Cold Exposure Improves the Anti-diabetic Effect of T0901317 in Streptozotocin-Induced Diabetic Mice

Activation of liver X receptors (LXRs) can improve glucose tolerance in insulin-independent diabetes, however, whether similar effects can be achieved in insulin-dependent diabetes remains unclear. Here, we evaluated the anti-diabetic activity of T0901317, a potent agonist of LXRs, in diabetic mice induced by streptozotocin, and our data demonstrate that T0901317 is most effective when combined with cold treatment of animals.

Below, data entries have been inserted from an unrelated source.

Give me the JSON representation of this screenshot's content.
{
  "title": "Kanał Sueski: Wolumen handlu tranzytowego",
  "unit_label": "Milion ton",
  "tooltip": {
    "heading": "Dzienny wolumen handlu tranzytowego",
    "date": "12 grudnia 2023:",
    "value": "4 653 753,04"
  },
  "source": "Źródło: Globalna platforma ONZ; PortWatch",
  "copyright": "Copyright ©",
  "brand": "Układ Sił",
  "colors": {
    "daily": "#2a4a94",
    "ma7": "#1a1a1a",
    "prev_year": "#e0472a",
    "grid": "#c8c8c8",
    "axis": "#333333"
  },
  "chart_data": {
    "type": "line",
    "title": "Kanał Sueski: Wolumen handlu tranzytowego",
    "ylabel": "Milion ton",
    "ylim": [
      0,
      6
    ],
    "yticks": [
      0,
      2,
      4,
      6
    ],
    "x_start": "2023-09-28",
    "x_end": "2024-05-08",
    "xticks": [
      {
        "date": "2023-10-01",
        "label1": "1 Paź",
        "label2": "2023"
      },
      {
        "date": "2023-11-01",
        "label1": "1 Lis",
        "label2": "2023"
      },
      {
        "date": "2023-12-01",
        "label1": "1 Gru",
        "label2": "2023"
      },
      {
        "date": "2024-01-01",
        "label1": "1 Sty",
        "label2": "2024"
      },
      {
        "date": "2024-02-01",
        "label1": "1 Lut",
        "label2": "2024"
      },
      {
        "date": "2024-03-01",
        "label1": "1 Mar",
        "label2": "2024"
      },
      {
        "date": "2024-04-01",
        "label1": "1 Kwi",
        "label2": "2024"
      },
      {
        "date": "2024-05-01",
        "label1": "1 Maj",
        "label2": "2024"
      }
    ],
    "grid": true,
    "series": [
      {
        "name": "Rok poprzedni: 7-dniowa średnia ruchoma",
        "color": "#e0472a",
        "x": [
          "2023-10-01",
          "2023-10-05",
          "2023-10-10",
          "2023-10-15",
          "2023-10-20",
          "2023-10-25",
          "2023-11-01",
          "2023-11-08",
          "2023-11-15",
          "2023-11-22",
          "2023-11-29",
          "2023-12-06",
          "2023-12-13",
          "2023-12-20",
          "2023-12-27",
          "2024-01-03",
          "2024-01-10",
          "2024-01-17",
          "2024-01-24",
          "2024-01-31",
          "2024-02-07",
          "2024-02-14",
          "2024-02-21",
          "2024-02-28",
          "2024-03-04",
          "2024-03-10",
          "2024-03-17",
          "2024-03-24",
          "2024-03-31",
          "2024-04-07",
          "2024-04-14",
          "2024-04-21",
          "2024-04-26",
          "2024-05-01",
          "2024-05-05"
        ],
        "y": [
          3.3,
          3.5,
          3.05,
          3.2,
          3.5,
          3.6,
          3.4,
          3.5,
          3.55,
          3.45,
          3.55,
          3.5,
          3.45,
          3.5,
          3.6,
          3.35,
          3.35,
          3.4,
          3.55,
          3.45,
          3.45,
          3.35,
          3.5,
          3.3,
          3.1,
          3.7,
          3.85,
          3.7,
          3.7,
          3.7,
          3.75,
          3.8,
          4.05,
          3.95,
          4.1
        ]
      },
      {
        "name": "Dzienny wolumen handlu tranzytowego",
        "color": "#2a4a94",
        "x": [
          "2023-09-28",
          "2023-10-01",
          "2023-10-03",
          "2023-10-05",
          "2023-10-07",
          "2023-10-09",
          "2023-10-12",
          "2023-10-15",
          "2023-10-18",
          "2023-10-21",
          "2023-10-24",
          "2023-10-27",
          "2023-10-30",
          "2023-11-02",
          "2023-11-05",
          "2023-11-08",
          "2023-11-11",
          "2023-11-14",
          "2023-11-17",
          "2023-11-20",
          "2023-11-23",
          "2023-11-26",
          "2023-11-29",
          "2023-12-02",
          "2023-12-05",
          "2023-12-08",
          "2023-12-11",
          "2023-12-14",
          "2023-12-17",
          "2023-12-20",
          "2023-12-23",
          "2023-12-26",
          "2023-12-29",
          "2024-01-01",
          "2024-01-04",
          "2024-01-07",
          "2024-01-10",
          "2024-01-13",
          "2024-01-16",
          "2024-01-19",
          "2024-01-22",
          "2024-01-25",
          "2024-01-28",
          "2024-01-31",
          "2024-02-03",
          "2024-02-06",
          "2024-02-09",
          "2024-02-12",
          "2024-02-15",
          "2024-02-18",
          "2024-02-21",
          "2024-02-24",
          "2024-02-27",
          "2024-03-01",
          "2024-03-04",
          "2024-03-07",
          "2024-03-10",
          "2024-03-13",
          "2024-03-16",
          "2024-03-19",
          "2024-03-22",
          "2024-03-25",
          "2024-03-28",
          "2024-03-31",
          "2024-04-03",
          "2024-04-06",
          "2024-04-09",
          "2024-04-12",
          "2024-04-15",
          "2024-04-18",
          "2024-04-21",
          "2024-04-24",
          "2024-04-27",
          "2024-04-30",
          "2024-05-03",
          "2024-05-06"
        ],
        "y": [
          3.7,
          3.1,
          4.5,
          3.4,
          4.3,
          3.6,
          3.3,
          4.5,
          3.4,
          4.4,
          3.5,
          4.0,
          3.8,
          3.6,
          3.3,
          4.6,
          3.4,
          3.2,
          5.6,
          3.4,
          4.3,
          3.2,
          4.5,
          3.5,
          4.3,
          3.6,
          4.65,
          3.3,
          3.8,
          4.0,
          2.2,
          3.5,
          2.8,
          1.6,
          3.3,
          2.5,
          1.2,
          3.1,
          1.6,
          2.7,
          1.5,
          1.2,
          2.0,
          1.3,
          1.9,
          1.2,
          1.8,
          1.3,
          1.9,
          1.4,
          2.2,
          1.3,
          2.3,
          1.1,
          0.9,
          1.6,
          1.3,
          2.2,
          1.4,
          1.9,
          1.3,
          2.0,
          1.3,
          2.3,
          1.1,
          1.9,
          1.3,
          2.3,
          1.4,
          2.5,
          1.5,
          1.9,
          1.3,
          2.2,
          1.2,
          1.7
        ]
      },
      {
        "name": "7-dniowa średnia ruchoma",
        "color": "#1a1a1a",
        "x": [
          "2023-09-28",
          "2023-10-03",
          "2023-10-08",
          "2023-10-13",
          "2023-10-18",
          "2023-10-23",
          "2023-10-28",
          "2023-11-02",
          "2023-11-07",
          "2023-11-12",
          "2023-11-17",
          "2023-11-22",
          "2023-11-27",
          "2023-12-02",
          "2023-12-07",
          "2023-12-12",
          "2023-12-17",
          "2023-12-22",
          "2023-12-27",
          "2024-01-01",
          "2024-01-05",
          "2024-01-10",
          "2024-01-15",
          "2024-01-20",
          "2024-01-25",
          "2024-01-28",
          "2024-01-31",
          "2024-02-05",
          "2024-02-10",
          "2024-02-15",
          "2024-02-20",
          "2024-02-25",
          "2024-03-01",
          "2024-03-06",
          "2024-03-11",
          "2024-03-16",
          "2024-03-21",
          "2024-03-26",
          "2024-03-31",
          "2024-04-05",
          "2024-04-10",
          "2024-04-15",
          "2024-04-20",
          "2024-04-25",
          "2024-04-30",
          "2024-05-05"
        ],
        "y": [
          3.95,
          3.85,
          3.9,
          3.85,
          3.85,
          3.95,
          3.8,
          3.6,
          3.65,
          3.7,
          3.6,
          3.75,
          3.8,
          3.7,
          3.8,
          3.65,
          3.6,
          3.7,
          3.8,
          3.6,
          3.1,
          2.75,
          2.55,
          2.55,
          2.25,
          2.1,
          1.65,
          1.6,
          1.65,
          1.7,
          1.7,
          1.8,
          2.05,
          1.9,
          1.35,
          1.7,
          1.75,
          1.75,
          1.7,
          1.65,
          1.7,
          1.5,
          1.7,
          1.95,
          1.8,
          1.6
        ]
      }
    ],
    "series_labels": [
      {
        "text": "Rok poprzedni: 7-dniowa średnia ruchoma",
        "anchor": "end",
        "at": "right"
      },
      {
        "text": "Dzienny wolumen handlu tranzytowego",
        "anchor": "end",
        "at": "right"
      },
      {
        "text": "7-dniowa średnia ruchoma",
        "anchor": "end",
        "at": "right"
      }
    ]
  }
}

Treatment with T0901317 improved glucose tolerance of diabetic mice, which was associated with repressed expression of key genes involved in hepatic gluconeogenesis such as Pepck and G6p. Combined treatment by T0901317 and cold exposure reduced transcription of gluconeogenic genes to similar levels. Intriguingly, combined treatment greatly increased expression of Ucp1, Cidea, Dio2, and Elvol3 predominantly in the inguinal white adipose tissue, consequently leading to browning of this fat pad, and resulting in further improvement of glucose tolerance which was associated with increased protein levels of UCP1 and GLUT4. Collectively, these results suggest that browning of white adipose tissue via cold exposure in combination with activation of liver X receptors is an alternative and effective strategy to manage insulin-dependent diabetes.